Several phone calls and a failed attempt to standby later, and I was on a flight about four hours behind my original schedule, which was to be here in time for dinner. Problem is, the seat I got assigned was the one by the lavs in the very back, for which I had lost a first class seat, and had no shot at my usual exit row. Meanwhile, emails to my colleague already in Manhattan and to my department admin generate several calls to the hotel to confirm my late arrival.
Then when it's time to board that flight, we're told we're on a ground hold from air traffic control in New York. Because it's a ground hold, they board us anyway, then go hot rodding around the DFW taxiways for 20 minutes or so before grinding to a halt and waiting for the queue to free up. We'd been advised 40-70 minutes, but they made out a little under 40. More emails ensue concerning later arrival, more phone calls made on my behalf.
Sitting next to a flight attendant on the plane deadheading back from my same cancelled flight, she tells me it was cancelled due to traffic issues in New York. The dead hand of the City has already reached out to freeze my soul, I realize.
We finally get to LGA about an hour behind this flight's schedule, which puts me five hours behind my original schedule. All the airport concessions are closed due to the late hour, so I can't even grab a sandwich. Downstairs in baggage, the English skills of the American Airlines baggage agent are so poor that she can't understand what I'm trying to ask about my luggage arriving on an earlier flight. (Think about that, putting someone in that job who can't understand that kind of question.) She kept pointing to a row of suitcases where my luggage wasn't, then told me to wait for this flight's luggage to appear.
It finally does, not on the carousel marked for it. I walk over there, and presto, another row of old luggage, including mine, which has been waiting for me the whole time I've been following the baggage agent's instructions to wait for the luggage from my late flight.
I go out to the taxi stand, which was designed by an optimist who thought perhaps two people would need a taxi from La Guardia at any time. Forty people in line, forty cabs waiting for them, and it still takes fifteen minutes to get a cab because they can't get in to the freaking stand to pick up passengers. Driver doesn't know where my hotel is, I call for information.
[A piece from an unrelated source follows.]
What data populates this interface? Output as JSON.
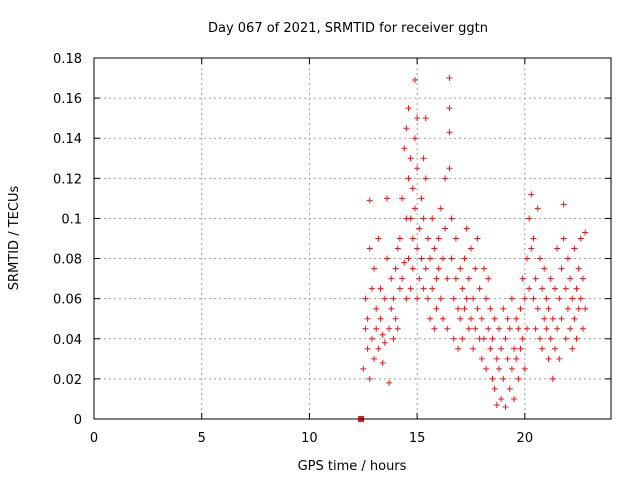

Hotel welcomes me to New York, tells me to come on over. Off we go into the madness that is the FDR.
On arriving at the hotel, I am told very apologetically that they have no room for me. They are oversold, and had not been notified of my late arrival. To my certain knowledge, they'd been notified at least five times, starting around noon, but none of the phone calls which ended with "no problem" included anyone making a note in my reservation.
I have a fit. (This is rare for me, I am generally very nice to people in the service industry, who are almost never at fault for whatever idiocy is in play, and even if they are, having a fit doesn't help much.) I apologize for my fit. I am given a top floor suite at another hotel four blocks away at a "very discounted rate." I am given $10 for cab fare. I am given a cab.
Mirable dictu, the new place has a room for me. It is a suite on the 36th floor. Once I get in, I discover the bathroom door is locked and will not unlock, necessitating a call to Engineering. I discover there is no wireless, so I can't sprawl in bed with my laptop, but at least the Ethernet works. I discover room service will send up goat cheese ravioli and an apple-pear-avocado salad with blue cheese.
Basically, a one-day trip to New York has turned into far more hassle than a full ten days of roaming around the breadth of China. On the other hand, I have goat cheese ravioli in a very tall suite. And I have been reading this book on the Beguin heresy in fourteenth century Languedoc, because sometimes one ought to read way outside one's habitual zone.